Hacker News new | ask | show | jobs
by greenshackle 3564 days ago
> At least in the US

Yeah, don't do this in Canada, or the professional engineers association can come after you. Only certified members of an engineers professional association can use the title.

To be clear, it is illegal, for example, to pass around business cards that say 'Software Engineer' if you're not certified.

As an amusing example, in the province of Ontario, people with the Microsoft Certified Systems Engineer certification are allowed to use the title 'MCSE', but not its expansion, because it contains the word 'Engineer'.

However, you are always allowed to state your degree, so you can say, {name}, B. Eng., or M. Eng., as the case may be.

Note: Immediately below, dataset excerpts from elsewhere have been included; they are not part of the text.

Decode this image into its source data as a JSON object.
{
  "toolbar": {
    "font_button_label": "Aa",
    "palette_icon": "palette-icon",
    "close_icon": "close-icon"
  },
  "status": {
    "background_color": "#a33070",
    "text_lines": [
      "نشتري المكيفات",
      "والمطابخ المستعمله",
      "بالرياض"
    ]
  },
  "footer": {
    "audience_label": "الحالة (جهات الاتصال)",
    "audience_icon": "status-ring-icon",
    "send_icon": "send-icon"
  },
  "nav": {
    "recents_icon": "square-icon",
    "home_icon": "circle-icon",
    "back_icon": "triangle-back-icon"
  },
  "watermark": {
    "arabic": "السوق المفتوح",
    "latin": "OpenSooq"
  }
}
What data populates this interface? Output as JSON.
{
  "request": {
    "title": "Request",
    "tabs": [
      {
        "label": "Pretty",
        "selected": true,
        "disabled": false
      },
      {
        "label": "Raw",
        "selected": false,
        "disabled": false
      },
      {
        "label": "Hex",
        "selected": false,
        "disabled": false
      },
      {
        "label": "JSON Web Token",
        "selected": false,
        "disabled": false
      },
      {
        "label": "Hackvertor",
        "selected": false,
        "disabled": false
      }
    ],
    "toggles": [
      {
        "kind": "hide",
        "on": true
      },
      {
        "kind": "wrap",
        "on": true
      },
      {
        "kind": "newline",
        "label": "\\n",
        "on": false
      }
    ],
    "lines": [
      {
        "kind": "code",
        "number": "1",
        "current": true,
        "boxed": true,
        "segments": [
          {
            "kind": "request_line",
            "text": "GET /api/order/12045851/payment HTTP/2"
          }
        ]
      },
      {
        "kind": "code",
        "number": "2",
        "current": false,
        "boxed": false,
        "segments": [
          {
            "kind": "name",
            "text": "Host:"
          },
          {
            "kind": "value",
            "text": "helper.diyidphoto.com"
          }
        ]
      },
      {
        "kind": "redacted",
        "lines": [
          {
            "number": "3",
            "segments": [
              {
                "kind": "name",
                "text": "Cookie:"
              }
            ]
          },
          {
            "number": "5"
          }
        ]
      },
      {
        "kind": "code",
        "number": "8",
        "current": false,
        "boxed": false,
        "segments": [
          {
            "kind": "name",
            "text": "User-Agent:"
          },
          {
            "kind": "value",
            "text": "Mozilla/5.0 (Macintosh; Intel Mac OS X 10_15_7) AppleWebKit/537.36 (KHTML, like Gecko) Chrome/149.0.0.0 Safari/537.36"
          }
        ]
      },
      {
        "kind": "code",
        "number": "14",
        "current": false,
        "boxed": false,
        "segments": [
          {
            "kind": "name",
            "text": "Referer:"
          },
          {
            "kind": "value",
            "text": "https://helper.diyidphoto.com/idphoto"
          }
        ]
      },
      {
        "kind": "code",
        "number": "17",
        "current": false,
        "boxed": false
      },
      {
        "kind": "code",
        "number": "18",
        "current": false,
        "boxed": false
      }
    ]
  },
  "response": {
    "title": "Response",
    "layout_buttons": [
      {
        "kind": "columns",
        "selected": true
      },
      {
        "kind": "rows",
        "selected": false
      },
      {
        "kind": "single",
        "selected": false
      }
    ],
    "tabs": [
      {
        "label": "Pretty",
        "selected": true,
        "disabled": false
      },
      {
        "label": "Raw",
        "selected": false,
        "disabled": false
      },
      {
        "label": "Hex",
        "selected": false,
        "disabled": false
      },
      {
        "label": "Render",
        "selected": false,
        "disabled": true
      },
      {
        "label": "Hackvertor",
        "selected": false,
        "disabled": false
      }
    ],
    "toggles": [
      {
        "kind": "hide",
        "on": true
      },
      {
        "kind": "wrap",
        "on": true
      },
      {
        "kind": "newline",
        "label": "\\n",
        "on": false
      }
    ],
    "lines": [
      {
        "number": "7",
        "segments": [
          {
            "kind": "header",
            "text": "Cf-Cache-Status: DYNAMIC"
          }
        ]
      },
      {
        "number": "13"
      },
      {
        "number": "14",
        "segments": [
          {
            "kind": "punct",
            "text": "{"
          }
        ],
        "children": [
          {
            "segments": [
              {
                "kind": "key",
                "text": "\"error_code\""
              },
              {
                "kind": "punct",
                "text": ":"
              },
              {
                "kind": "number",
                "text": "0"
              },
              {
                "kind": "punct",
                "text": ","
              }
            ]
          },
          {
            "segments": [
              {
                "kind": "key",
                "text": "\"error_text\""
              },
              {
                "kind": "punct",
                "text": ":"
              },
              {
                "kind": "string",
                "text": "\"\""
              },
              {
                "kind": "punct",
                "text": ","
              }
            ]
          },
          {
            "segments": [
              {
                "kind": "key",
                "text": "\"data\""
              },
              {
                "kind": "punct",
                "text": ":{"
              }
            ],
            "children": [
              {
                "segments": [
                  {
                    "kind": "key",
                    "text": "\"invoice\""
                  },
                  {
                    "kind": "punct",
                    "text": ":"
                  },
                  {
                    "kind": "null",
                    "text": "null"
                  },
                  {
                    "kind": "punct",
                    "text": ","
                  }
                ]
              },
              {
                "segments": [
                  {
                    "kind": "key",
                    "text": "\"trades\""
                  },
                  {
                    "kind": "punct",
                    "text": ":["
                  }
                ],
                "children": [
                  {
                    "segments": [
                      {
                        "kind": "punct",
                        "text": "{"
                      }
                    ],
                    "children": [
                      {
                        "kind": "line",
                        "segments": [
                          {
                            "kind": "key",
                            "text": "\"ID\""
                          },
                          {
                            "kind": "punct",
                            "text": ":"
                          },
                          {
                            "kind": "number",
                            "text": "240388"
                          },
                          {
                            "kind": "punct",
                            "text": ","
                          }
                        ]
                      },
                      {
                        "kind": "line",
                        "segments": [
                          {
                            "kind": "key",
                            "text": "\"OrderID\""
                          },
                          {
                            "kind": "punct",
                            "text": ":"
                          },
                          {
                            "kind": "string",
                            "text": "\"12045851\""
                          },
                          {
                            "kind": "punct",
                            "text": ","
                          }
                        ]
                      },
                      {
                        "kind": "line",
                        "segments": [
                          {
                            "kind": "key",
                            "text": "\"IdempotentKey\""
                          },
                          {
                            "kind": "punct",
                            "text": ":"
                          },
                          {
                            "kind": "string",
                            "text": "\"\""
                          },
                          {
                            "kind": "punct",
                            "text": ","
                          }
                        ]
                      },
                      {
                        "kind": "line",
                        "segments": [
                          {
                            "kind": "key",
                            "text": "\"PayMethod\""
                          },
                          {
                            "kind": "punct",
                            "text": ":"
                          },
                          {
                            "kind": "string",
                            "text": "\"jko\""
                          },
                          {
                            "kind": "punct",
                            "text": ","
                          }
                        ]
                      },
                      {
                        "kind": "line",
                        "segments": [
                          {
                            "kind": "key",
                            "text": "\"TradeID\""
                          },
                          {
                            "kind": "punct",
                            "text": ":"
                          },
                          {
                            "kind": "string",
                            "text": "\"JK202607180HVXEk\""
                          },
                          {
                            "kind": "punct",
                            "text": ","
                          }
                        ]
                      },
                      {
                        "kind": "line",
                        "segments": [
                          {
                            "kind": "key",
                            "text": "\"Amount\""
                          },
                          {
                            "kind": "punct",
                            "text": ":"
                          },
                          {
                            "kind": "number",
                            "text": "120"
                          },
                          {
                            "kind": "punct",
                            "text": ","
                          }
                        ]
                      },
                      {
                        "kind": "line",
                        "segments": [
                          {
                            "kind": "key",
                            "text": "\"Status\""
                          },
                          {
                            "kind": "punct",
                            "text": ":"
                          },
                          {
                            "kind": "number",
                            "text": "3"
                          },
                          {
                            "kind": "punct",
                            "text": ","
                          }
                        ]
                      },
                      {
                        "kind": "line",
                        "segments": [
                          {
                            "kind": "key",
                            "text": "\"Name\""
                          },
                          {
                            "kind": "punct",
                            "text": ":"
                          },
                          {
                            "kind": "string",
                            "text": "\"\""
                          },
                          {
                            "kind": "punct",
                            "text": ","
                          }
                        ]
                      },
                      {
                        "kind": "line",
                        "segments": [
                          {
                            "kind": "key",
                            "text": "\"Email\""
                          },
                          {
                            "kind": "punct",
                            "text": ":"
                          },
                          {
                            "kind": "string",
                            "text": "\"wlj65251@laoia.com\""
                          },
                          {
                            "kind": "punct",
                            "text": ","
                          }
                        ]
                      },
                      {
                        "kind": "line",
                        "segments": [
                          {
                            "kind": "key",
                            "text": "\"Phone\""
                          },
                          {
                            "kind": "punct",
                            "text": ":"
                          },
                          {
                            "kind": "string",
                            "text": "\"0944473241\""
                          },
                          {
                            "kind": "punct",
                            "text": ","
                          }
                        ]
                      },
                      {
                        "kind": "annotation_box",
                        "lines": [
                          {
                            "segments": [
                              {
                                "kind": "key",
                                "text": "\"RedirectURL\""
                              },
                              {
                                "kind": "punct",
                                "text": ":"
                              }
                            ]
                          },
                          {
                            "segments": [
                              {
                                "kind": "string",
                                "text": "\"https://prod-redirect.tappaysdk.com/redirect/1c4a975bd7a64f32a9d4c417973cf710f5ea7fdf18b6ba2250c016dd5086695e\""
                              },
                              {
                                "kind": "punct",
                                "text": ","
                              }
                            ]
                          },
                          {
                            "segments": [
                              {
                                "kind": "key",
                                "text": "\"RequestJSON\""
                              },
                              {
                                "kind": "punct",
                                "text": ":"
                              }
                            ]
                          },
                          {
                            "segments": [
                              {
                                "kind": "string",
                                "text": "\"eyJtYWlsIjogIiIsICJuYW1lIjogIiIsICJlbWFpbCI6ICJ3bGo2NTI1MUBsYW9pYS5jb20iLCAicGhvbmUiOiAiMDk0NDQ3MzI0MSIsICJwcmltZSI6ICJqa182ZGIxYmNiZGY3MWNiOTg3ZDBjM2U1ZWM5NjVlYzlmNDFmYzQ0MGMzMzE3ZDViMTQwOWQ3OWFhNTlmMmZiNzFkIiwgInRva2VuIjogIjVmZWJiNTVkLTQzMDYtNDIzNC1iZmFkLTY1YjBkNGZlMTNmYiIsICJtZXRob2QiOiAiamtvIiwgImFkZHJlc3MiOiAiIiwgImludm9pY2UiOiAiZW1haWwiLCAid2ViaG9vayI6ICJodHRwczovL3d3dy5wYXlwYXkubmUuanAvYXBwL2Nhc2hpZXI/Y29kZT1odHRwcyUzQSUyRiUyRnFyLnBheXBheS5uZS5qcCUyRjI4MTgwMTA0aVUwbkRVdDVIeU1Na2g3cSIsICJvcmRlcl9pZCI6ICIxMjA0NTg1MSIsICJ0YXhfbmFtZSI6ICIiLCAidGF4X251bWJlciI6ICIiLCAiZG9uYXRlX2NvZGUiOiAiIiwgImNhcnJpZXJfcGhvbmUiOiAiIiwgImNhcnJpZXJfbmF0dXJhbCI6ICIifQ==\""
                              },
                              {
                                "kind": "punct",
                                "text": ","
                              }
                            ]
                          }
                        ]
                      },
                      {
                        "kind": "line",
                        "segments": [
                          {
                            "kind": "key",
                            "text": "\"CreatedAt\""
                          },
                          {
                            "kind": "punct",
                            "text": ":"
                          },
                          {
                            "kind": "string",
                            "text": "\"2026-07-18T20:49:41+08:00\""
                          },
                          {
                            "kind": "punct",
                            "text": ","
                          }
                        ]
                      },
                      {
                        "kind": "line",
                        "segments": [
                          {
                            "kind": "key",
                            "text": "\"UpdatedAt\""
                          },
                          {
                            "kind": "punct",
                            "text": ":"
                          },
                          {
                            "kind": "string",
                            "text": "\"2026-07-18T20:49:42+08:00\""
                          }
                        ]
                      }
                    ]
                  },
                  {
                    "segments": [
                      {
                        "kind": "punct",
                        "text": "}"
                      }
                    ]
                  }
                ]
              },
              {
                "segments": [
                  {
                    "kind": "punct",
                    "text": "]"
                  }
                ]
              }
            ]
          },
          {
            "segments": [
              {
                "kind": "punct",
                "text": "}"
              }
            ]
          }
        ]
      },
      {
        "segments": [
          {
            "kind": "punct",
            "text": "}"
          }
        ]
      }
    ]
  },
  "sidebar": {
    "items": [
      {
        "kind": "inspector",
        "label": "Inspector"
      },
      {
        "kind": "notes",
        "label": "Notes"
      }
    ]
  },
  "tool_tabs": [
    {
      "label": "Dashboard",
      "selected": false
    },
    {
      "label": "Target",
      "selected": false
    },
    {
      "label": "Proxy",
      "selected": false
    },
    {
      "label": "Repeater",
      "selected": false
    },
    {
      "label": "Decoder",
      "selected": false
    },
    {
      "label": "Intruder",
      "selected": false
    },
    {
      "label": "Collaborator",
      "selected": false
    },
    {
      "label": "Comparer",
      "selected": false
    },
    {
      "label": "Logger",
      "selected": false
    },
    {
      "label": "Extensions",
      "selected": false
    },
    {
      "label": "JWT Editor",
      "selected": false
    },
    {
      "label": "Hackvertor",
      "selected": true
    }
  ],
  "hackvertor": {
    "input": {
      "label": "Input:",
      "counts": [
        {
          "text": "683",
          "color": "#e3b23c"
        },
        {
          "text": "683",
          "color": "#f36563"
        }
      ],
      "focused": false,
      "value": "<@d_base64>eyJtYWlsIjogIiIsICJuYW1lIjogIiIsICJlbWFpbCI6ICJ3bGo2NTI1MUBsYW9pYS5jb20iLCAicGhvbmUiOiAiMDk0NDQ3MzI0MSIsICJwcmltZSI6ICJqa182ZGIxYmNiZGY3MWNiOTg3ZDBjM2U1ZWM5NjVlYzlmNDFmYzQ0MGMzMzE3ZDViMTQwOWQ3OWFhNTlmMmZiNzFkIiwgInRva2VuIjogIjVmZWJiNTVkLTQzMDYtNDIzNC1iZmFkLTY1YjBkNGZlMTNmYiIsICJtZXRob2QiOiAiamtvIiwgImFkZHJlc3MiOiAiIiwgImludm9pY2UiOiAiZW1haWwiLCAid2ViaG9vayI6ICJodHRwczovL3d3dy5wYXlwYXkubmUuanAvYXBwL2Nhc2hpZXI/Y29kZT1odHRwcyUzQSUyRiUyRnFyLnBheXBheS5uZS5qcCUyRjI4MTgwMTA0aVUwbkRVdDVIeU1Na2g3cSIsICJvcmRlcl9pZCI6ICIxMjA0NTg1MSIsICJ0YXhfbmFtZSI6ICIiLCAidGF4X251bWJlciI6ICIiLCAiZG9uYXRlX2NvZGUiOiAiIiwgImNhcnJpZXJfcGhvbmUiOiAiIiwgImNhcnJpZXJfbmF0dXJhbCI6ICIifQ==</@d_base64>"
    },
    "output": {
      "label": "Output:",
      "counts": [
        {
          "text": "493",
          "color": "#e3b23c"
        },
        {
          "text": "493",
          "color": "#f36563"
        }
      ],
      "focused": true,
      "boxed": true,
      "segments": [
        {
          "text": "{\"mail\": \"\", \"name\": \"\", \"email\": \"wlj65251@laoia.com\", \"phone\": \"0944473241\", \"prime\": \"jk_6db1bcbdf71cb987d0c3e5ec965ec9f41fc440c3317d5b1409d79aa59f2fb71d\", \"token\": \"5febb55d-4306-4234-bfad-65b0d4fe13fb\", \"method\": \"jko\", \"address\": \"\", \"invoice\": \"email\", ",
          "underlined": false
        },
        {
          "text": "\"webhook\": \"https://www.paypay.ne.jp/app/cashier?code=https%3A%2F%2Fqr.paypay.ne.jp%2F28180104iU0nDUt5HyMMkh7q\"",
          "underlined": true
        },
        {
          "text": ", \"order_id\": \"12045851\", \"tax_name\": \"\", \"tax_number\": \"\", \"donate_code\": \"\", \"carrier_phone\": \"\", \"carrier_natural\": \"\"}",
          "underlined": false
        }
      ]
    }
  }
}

*At least, in Quebec and Ontario - the legislation is province-scoped, I assume other provinces are similar.

1 comments

Interesting. I can look in the corporate address book, and we've got people in Burlington, Ontario who have titles like "SW Quality Engineer" and "Group Leader-SW Engineer". I wonder if that means that they can't put their official titles onto business cards.

Coming from a US perspective, I feel like "engineer" on its own is a descriptive word. "Professional Engineer" is a trademarked title, and that seems reasonable. Do I have certification as a PE? No. Do I think it's reasonable to describe what I do as software engineering? Yes. To me, it implies that I take part in planning, designing, implementing, supporting, and retiring software. "Programmer" connotes that I took someone else's design, wrote to that spec, and handed the results off to someone else, rather than taking part in the entire lifecycle.